I put my hand on his chest. His heart was pounding so hard,
I feared it might explode.
“I’ll explain, but first you have to calm down.” I waited
until his breaths became more even and his heart slowed. “Mr.
Nielsen never met Mae. He certainly never hurt her. Mr. Nielsen
rescued me.”
“I saved you,” Karel said through clenched teeth.
“Yes, the first time when you pulled me over the rails and
onto the hull. But he …” I glanced at Lars. His hulking shoulders
were slumped, his expression strained. I didn’t know him well,
but I suspected he was suffering more from guilt than from
those finger marks on his neck. “Lars saved me the second time.”
“You never told me you’d been in trouble. I thought you were
safe on the hull, when I went to search for Mae.”
“I wasn’t in danger, but all those people … all that screaming.
I kind of lost my mind.”
“Miss Pageau was so devoted to your sister,” Lars said, “that
she wanted to jump into the river and go to her.”

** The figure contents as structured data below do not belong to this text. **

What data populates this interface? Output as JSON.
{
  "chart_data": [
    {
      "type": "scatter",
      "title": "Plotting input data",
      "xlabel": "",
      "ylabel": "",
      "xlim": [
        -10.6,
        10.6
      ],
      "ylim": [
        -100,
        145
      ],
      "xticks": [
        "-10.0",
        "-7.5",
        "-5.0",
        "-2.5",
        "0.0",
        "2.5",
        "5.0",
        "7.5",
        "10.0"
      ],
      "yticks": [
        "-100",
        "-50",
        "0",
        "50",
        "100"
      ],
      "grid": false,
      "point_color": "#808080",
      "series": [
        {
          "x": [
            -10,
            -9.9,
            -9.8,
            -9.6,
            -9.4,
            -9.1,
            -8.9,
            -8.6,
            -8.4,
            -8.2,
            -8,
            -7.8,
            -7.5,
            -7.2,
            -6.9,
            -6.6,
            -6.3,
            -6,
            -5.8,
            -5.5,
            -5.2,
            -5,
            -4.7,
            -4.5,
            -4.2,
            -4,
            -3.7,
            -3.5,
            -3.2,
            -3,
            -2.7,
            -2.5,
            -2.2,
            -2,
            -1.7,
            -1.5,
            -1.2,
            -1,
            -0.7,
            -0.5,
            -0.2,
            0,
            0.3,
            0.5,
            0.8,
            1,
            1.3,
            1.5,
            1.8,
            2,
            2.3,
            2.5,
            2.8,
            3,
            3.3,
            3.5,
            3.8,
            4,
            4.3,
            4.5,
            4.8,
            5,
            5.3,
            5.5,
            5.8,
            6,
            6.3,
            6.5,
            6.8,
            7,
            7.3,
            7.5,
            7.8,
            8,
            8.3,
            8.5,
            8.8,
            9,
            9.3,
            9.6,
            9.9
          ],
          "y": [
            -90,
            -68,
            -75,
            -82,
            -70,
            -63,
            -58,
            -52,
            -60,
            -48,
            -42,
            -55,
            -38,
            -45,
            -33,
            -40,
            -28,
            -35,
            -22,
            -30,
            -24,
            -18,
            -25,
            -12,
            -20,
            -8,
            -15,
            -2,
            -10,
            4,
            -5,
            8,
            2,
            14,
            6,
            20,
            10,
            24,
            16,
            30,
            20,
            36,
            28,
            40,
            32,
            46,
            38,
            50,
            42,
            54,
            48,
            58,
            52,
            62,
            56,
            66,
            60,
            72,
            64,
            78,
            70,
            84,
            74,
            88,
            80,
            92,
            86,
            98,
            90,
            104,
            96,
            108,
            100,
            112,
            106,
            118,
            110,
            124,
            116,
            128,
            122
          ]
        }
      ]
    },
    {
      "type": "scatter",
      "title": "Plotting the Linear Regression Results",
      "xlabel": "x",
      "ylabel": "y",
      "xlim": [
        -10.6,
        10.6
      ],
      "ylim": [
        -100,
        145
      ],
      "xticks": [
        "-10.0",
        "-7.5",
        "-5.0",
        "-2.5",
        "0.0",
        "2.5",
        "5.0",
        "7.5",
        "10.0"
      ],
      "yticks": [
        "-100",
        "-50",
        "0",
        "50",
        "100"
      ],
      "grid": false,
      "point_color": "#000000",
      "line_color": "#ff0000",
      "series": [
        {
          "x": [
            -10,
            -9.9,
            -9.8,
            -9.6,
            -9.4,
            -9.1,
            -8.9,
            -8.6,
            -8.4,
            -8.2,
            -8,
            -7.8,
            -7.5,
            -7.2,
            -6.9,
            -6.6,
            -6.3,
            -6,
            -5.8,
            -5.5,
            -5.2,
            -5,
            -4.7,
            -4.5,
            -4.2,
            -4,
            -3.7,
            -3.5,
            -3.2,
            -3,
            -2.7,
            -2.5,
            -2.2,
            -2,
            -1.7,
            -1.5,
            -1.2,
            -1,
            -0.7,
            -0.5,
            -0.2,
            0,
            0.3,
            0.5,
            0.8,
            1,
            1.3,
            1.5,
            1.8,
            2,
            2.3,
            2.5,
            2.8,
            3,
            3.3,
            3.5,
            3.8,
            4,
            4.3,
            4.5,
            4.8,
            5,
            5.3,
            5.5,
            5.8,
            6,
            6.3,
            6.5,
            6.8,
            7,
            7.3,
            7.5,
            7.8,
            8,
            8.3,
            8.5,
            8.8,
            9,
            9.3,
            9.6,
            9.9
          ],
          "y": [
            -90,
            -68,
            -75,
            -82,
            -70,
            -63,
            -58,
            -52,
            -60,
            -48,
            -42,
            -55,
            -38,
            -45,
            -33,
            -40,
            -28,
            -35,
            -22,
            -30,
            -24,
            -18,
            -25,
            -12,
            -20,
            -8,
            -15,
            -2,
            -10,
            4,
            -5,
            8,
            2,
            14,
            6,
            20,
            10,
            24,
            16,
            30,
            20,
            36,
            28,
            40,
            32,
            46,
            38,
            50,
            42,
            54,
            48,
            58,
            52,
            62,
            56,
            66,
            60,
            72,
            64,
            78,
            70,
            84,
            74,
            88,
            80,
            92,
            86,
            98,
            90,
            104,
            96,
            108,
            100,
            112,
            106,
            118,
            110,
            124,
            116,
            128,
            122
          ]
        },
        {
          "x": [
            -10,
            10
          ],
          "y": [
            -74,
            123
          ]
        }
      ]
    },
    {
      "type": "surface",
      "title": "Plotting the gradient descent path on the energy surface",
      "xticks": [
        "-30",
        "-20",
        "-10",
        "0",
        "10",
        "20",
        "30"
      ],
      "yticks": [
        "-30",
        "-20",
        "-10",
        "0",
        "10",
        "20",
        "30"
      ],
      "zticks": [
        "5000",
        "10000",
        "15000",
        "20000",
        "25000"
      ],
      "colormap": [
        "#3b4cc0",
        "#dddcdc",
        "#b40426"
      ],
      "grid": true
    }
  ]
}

“What? Dee, why didn’t you tell me about this?”
“When, Karel?” I gave him a sympathetic smile. “There was
no time this week for that conversation. Not with everything you
had to do.”
He studied me for a long moment and then shrugged. “Well,
maybe.” He whirled on Lars, water from the puddle at his feet
splashing the hem of my dress. “If you truly pulled her back
before she fell, then I owe you a thank-you. But there’s still the
matter of your ship. The
Eastland
was a crank.” His tone rose
with agitation at each word. “Someone should have known how
dangerous that boat was.”
Lars sighed. “People had their doubts about her.”

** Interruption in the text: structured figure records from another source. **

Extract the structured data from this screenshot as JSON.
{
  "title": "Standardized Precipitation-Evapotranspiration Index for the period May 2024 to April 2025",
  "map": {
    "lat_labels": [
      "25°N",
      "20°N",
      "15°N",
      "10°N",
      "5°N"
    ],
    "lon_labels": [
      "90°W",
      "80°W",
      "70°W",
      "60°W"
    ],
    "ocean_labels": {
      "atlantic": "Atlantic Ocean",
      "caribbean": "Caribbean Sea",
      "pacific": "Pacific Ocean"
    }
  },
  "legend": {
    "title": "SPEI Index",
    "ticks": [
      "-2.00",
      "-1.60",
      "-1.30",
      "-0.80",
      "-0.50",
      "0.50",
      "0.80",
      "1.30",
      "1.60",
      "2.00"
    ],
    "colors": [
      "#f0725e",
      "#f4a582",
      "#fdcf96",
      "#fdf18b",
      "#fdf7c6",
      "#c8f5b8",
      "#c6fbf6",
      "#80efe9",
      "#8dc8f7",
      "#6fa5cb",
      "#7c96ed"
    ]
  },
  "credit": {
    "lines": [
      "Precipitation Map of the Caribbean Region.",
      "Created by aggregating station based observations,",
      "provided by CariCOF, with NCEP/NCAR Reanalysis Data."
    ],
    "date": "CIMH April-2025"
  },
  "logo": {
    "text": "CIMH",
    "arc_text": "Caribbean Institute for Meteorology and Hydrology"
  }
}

“They still let her sail? And with so many passengers?” Karel
shook his head with obvious disgust. “I saw the crew escaping
through opened gangways and over railings like a pack of cowardly rats. So how come you were on the hull in time to save
Dee?”
“Why did you stay onboard and risk dying when you could
have escaped unharmed?” I paused. “Because that’s the kind of
person you are. You were greasy and wet that day. As though
you’d been stretched out on your belly across that slimy hull. So,
how many did you rescue before you found me?”
“Two.”
“And you, Karel? You dove into that putrid water and rescued
three more after me. You are both so brave. You’re heroes and
my saviors.” My throat constricted with emotion. “I wouldn’t be
here without the two of you.”
“But I lost one,” Karel said softly.
“I lost three.” Lars looked at Karel as he spoke. “They were
hanging from the railings after we’d capsized. I reached for
them, but they slipped through my fingers before I could get a
good grip.”
Karel nodded. They shared the same hellish nightmare.
Maybe this could be the common ground they needed to come
to some understanding. Lars and Karel couldn’t see this now,
but they were very much alike. Yet so utterly different. Like Mae
and …
Mama.
The man I see is just around the corner
.
“I’d better get back, Dee.” Karel broke into my thoughts.
“You’re coming, right?”
“Of course.”
“But first, did I hear right? Are you going out with him? So
soon after everything?”
“No! I mean Mr. Nielsen and …” I looked at Lars, beseeching
him with my eyes to agree with whatever I might say. “He asked
me if I’d be interested in attending a benefit. You know, for all
the victims’ families.” I turned back to Karel. “It’s not a date, but
rather two people offering support to those in need.”
“You might believe that, Dee, because you’re so sweet. But
sailor-boy knows what’s really going on. Come on, let’s go.”
Karel grabbed my hand and steered us back into the crowd of
mourners.
“Tomorrow’s the funeral?” Lars called to us. “At St. Mary’s?”
Karel froze. I bumped into his back. “My sister’s funeral is
private. You’re not invited.”
“To the cemetery. But churches are open to everyone.”